Noch im J. 1806 zum Generalmajor und Generalgouverneur von Schlesien und der Grafschaft Glatz ernannt, begab sich der Fürst durch Polen und Galizien dahin, organisirte schleunigst ein kleines Truppencorps und beschloß, damit den Entsatz des von den Franzosen belagerten Breslau zu versuchen. Obwol eine seiner Colonnen geschlagen ward, gelang es dem Fürsten doch, mit dem übrigen Corps vor Breslau zu erscheinen und würde das ganze Unternehmen mit Erfolg gekrönt worden sein, wenn die Besatzung den erwarteten Ausfall gewagt hätte: da aber dieser unterblieb, der Feind Verstärkungen erhielt und der Fürst seiner meist ungeübten Truppen nicht vollständig sicher war, so blieb ihm nichts übrig, als vor der Hand das Unternehmen aufzugeben und sich über Schweidnitz nach Neiße zu ziehen.

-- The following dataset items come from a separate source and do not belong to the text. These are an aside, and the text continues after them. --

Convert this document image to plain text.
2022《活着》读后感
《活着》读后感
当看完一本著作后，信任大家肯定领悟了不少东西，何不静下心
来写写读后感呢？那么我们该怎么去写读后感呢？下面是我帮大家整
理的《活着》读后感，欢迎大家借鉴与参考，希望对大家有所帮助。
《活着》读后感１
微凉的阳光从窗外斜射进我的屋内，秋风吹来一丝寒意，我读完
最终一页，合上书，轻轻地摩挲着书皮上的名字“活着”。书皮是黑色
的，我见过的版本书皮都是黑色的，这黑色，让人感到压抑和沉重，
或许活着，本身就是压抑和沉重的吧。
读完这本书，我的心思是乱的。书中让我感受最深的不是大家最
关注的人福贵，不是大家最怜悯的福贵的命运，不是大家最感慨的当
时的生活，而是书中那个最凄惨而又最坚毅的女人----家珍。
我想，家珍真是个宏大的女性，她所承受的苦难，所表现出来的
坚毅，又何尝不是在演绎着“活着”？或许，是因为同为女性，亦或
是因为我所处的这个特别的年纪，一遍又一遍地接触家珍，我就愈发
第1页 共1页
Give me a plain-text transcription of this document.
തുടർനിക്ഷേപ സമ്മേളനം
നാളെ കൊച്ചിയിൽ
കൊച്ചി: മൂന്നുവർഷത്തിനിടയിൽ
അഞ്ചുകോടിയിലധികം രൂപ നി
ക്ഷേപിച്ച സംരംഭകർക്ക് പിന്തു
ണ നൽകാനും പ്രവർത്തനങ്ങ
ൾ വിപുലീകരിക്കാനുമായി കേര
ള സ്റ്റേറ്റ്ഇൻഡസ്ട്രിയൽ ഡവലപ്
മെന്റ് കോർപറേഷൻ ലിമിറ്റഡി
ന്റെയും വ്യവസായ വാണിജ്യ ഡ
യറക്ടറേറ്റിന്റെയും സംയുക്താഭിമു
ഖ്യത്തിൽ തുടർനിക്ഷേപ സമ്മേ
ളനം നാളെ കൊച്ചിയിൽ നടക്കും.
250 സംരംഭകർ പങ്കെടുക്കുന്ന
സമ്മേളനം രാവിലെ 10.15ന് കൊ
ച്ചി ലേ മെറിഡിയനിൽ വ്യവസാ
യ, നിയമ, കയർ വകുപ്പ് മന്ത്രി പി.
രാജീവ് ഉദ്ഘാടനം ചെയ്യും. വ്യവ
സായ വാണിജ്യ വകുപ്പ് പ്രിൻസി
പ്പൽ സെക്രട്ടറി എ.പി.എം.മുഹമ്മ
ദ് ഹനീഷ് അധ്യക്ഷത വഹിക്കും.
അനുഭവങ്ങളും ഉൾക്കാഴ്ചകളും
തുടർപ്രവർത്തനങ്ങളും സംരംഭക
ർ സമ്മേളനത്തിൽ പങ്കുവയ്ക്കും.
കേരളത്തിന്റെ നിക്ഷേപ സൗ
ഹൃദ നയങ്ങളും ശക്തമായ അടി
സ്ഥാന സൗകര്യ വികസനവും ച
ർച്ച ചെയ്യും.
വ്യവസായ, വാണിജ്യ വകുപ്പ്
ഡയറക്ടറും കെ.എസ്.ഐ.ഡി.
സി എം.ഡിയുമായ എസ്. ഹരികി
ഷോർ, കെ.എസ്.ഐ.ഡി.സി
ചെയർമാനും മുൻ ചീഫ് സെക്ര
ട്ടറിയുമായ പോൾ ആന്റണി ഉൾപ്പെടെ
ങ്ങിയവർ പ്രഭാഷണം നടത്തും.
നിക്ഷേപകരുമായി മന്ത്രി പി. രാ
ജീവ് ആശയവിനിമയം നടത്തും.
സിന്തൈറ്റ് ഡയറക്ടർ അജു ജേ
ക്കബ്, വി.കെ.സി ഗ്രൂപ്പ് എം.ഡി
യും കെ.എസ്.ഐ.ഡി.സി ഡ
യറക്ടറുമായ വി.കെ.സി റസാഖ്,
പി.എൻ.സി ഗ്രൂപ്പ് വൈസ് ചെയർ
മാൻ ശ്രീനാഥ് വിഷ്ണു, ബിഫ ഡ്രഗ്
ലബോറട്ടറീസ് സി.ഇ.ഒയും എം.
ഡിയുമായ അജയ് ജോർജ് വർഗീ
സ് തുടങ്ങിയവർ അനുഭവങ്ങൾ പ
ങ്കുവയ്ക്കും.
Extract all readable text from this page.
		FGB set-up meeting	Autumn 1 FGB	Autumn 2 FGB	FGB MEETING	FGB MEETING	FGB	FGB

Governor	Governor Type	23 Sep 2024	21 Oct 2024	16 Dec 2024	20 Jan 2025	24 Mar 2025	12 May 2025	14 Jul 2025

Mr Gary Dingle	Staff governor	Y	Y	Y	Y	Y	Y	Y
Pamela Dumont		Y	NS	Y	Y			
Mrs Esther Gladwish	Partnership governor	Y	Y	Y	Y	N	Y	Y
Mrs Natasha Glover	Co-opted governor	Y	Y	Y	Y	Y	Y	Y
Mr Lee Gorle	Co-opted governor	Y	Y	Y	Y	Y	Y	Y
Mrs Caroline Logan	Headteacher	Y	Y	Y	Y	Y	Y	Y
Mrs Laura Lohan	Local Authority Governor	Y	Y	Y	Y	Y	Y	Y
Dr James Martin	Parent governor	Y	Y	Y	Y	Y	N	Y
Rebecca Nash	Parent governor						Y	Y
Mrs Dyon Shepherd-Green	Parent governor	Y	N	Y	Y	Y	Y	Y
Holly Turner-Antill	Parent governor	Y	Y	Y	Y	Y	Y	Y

Als nun durch den Fall Breslau’s eine größere Anzahl feindlicher Truppen disponibel wurde, welcher der Fürst nicht gewachsen war, versuchte er durch Waffenstillstandsverhandlungen, wobei er die Uebergabe der bereits eingeschlossenen Festung Brieg in Aussicht stellte, Zeit zur Organisirung frischer Truppen und so vielleicht zur Rettung der Provinz zu gewinnen. Die unerwartete Capitulation Briegs vereitelte jedoch den Abschluß der fast beendigten Unterhandlungen, der Fürst mußte sich auf die Vertheidigung der noch in preußischen Händen befindlichen Festungen beschränken und verlegte sein Hauptquartier nach Glatz. Als aber nun Schweidnitz capitulirte und der Posten von Wartha erstürmt worden, auch der letzte Versuch der preußischen Cavallerie, sich durchzuschlagen, mißlang und sie gezwungen wurde, auf österreichisches Gebiet überzutreten und sich dort entwaffnen zu lassen, folgte ihr der Fürst und suchte von [673] dort aus noch für die ihm anvertraute Provinz zu wirken, ward aber durch hemmende Verhältnisse bald zur Bitte um seinen Abschied veranlaßt, die auch Gewährung fand.

Als nach dem Frieden von Tilsit Pleß von französischen Truppen besetzt blieb, ging Fürst F. 1807 nach Wien und von dort 1808 zu seinem Vetter nach Cöthen, begleitete diesen 1809 nach Frankfurt und trat von dort aus weitere Reisen an, die ihn nach Holland und von da nach Paris führten, wo er im J. 1810 Zeuge der Festlichkeiten bei Napoleon’s I. Verheirathung war und das Glück hatte, bei dem Brande im Fürst Schwarzenberg’schen Palais mehrere Personen mit eigener Gefahr aus den Flammen retten zu können. Noch in demselben Jahre nach Pleß zurückgekehrt, widmete er sich mit größter Sorgfalt seinen Pflichten als Landesherr und viele Bauten, Trockenlegung des Berun’schen Teiches, die Anlegung des Czarkower Bades und manche heilsame Neuerungen und Einführungen auf dem Gebiete des Berg- und Hüttenwesens sowie der Landwirthschaft sind Zeugen seines eifrigen Strebens für das ihm gewordene väterliche Erbtheil und dessen Bewohner.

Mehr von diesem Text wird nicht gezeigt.